Microsoft Expands Encryption Use to Thwart NSA Surveillance

Microsoft is taking a number of steps to try and reassure customers about the integrity of the company’s offerings and to greatly expand the use of encryption across its services.

In response to the growing set of revelations about the NSA’s surveillance methods and alleged compromise of some large technology vendors’ services, Microsoft is taking a number of steps to try and reassure customers about the integrity of the company’s offerings and to greatly expand the use of encryption across its services.

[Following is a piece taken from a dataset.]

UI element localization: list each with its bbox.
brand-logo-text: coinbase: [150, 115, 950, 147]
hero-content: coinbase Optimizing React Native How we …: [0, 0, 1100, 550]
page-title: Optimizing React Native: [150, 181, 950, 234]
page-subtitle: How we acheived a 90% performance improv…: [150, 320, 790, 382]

Microsoft said that in the next few months it will be improving and expanding its use of encryption, specifically in its cloud services such as Azure, and Office 365. The company recently announced that it would be improving the encryption services on Office 365, but this new initiative goes well beyond that effort. Microsoft will be implementing Perfect Forward Secrecy on its cloud service and also will be moving to 2048-bit keys. This applies to data in transit between customers and Microsoft’s servers, but it also will be applied to information moving among the company’s data centers.

Microsoft said that these new security measures will be in place by the end of 2014, and some of them are in effect right now. The company also will be encrypting customer data at rest in its data centers.

“Although this is a significant engineering effort given the large number of services we offer and the hundreds of millions of customers we serve, we’re committed to moving quickly. In fact, many of our services already benefit from strong encryption in all or part of the lifecycle. For example, Office 365 and customer content is already encrypted when traveling between customers and Microsoft, and most Office 365 workloads as well as Windows Azure storage are now encrypted in transit between our data centers. In other areas we’re accelerating plans to provide encryption,” Brad Smith, general counsel and executive vice president for legal and corporate affairs at Microsoft said.

Microsoft officials, like their counterparts at Google, Yahoo, Apple and other tech giants, have spent much of the last six months dealing with a number of allegations in media reports of the Edward Snowden NSA leaks. The most damaging reports have alleged that these companies have provided direct access to their servers for the NSA, something all of them have denied. Recent revelations have shown that the agency is actually tapping into undersea fiber cables that move generally unencrypted data between data centers around the world. This revelation has angered engineers at Google and led the company to accelerate some of its existing plans to encrypt those data links.

While Microsoft’s moves to encrypt more customer data will provide better protection for customers, there is more that the company could be doing to give basic security to its millions of users, said Chris Soghoian, principal technologist at the American Civil Liberties Union. Soghoian has been urging Microsoft and other companies to turn on SSL by default on their Web properties for years and said that there a number of outstanding issues Microsoft needs to resolve to make these moves more significant.

“Bing still doesn’t offer SSL as an option. So will they finally change that? One of the things they said in this announcement is that they’ll be using best-in-class encryption, but that means more than just an algorithm. It means things like HSTS [HTTP Strict Transport Security] and certificate pinning,” he said. “Is Microsoft going to use certificate pinning in Internet Explorer?”

Certificate pinning allows browsers to define which certificate is associated with a specific Web property, as a defense against man-in-the-middle attacks that employ spoofed certificates. HSTS is a header that tells users’ clients that a given Web server only wants to accept secure connections.

In addition to the encryption changes, Microsoft also said it will be reinforcing the legal authorities that it uses to protect customer data that the company stores. The company notifies corporate and government customers when it receives a request for a customer’s data, and Smith said Microsoft will continue to do this in the future.

“Except in the most limited circumstances, we believe that government agencies can go directly to business customers or government customers for information or data about one of their employees – just as they did before these customers moved to the cloud – without undermining their investigation or national security. And when those limited circumstances arise, courts should have the opportunity to review the question and issue a decision,” Smith said.

But, Soghoian questioned why these same protections aren’t being extended to individual consumers whose data the government may seek.

“What about their regular customers? Forcing a gag order forces the government to go before a judge on something that they wouldn’t have to otherwise,” he said. “It’s really helpful to force the issue before an independent third party.”

Smith said Microsoft also plans to open so-called transparency centers in several locations around the world to enable government customers to inspect Microsoft’s source code for backdoors. The company has been allowing limited access to its source code for several years now, but will be expanding that in the near future.

“We’re therefore taking additional steps to increase transparency by building on our long-standing program that provides government customers with an appropriate ability to review our source code, reassure themselves of its integrity, and confirm there are no back doors. We will open a network of transparency centers that will provide these customers with even greater ability to assure themselves of the integrity of Microsoft’s products,” Smith said.